The Kings must believe they have solid grounds to terminate Richards’ contract, given the possibility of a grievance and protracted dispute involving lawyers. Their reasoning, although not made public now, would have to show just cause.

Lombardi made it clear earlier in June that Richards would not be returning to the team, his departure coming via trade or buyout. A contract termination - an unseen third option - provides the Kings by far the most flexibility. The $1.32 million cap recapture penalty a far cry from Richards’ $5.75 million cap hit - or even the ultimate $4.12 million in dead space that would’ve saddled their cap during the 10-year buyout phase.

Los Angeles could have used their final compliance buyout on Richards’ deal last summer without any cap penalties, but general manager Dean Lombardi put his faith in the belief Richards would rebound. He finished with a career-low 16 points in 53 games and spent part of the season in the AHL.

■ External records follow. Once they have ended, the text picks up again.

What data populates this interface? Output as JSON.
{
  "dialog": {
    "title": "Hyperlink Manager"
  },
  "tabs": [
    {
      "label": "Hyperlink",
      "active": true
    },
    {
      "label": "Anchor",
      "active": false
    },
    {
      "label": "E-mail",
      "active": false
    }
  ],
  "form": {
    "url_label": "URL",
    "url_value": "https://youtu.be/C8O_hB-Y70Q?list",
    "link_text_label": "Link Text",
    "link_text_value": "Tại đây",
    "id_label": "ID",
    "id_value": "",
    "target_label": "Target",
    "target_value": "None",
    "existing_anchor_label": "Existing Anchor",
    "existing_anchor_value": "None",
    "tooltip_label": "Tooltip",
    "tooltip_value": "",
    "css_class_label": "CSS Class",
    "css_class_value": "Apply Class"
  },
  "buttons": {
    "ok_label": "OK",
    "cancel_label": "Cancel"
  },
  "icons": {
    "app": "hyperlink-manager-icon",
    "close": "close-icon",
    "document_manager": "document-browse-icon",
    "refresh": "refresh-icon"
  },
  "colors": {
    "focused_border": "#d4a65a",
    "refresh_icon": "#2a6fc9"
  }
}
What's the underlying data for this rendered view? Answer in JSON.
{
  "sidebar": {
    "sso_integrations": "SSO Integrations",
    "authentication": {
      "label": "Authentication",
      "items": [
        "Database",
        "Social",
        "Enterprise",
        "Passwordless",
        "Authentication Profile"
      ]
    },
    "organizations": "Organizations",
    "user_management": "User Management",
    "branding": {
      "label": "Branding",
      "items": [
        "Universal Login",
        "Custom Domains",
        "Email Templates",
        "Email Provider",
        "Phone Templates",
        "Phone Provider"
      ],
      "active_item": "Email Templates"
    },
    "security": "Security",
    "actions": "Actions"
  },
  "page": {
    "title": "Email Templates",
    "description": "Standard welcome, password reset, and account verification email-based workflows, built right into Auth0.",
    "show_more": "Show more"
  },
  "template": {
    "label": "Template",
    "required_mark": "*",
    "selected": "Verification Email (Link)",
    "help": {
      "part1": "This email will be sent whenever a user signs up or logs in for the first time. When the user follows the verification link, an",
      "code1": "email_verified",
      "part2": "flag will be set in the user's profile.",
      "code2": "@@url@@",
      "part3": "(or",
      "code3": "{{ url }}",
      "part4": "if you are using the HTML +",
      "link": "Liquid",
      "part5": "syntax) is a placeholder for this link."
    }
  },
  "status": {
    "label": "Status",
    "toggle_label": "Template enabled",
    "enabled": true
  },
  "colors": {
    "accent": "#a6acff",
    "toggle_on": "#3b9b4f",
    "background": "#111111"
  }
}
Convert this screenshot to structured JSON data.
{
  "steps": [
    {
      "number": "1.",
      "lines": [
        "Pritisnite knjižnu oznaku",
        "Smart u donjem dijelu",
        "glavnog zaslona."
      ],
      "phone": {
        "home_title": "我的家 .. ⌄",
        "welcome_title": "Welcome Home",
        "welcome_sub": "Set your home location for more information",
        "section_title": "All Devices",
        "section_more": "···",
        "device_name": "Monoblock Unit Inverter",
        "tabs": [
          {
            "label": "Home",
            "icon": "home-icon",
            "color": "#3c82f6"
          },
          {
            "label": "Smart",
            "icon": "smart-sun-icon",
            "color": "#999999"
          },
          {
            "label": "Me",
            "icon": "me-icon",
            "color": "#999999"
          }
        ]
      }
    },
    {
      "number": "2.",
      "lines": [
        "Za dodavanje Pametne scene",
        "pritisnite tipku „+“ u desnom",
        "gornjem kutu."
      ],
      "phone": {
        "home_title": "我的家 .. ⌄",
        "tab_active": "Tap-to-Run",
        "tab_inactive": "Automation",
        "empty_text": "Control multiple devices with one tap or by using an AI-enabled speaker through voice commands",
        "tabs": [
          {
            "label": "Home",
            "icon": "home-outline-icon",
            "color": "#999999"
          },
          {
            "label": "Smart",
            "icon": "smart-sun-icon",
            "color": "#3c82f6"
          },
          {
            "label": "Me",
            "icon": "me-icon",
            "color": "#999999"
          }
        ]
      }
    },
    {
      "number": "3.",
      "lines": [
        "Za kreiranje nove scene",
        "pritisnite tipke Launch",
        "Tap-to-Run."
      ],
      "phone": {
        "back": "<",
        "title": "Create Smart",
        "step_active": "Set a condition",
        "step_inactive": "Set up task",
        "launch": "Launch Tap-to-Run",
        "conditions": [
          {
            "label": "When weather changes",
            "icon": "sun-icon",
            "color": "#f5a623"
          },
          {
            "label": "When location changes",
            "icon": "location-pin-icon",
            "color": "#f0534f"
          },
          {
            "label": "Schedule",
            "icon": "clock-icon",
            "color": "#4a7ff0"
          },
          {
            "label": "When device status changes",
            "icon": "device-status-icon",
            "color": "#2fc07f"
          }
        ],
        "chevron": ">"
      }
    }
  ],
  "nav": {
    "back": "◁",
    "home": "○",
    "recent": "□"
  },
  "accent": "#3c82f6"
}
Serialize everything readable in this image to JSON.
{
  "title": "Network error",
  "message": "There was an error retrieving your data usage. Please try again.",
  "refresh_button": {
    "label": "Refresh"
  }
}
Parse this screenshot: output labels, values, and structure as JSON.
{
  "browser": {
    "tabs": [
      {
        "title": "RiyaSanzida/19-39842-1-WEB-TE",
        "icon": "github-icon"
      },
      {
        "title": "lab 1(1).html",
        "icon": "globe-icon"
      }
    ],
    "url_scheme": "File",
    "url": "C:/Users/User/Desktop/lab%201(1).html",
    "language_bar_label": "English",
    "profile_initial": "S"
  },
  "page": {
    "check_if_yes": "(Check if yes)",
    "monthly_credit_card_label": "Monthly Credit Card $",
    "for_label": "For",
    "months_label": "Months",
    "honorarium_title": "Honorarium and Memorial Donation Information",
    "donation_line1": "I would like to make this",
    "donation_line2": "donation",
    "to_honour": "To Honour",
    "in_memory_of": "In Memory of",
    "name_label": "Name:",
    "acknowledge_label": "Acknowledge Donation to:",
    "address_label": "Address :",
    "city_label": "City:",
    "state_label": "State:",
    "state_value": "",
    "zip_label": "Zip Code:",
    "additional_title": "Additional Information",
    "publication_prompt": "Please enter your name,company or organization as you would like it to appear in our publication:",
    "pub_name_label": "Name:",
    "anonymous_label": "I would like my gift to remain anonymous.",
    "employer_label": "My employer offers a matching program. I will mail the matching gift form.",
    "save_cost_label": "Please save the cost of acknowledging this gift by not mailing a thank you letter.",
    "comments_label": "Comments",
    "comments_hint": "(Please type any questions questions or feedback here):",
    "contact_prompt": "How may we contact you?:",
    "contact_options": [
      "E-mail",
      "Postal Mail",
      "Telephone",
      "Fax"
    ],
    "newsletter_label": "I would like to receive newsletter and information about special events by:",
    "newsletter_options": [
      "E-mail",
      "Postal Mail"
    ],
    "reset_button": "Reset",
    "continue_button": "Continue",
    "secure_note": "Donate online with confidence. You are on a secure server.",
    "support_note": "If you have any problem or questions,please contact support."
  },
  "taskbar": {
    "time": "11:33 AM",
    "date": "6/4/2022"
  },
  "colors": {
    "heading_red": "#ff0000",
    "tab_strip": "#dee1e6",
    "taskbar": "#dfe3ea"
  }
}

Lombardi said last month not exercising that compliance buyout “could be the worst decision I ever made … but for the right reasons.”

Richards signed the 12-year, $69 million contract with Philadelphia Flyers in 2008. He was acquired by Los Angeles in a 2011 blockbuster trade and helped the Kings to Stanley Cups in 2012 and 2014.

Richards is one of the winningest players of his generation. In addition to his name being engraved on the Stanley Cup twice, he is the only person on a planet to have also won a Memorial Cup, Calder Cup, World Junior championship and Olympic gold medal.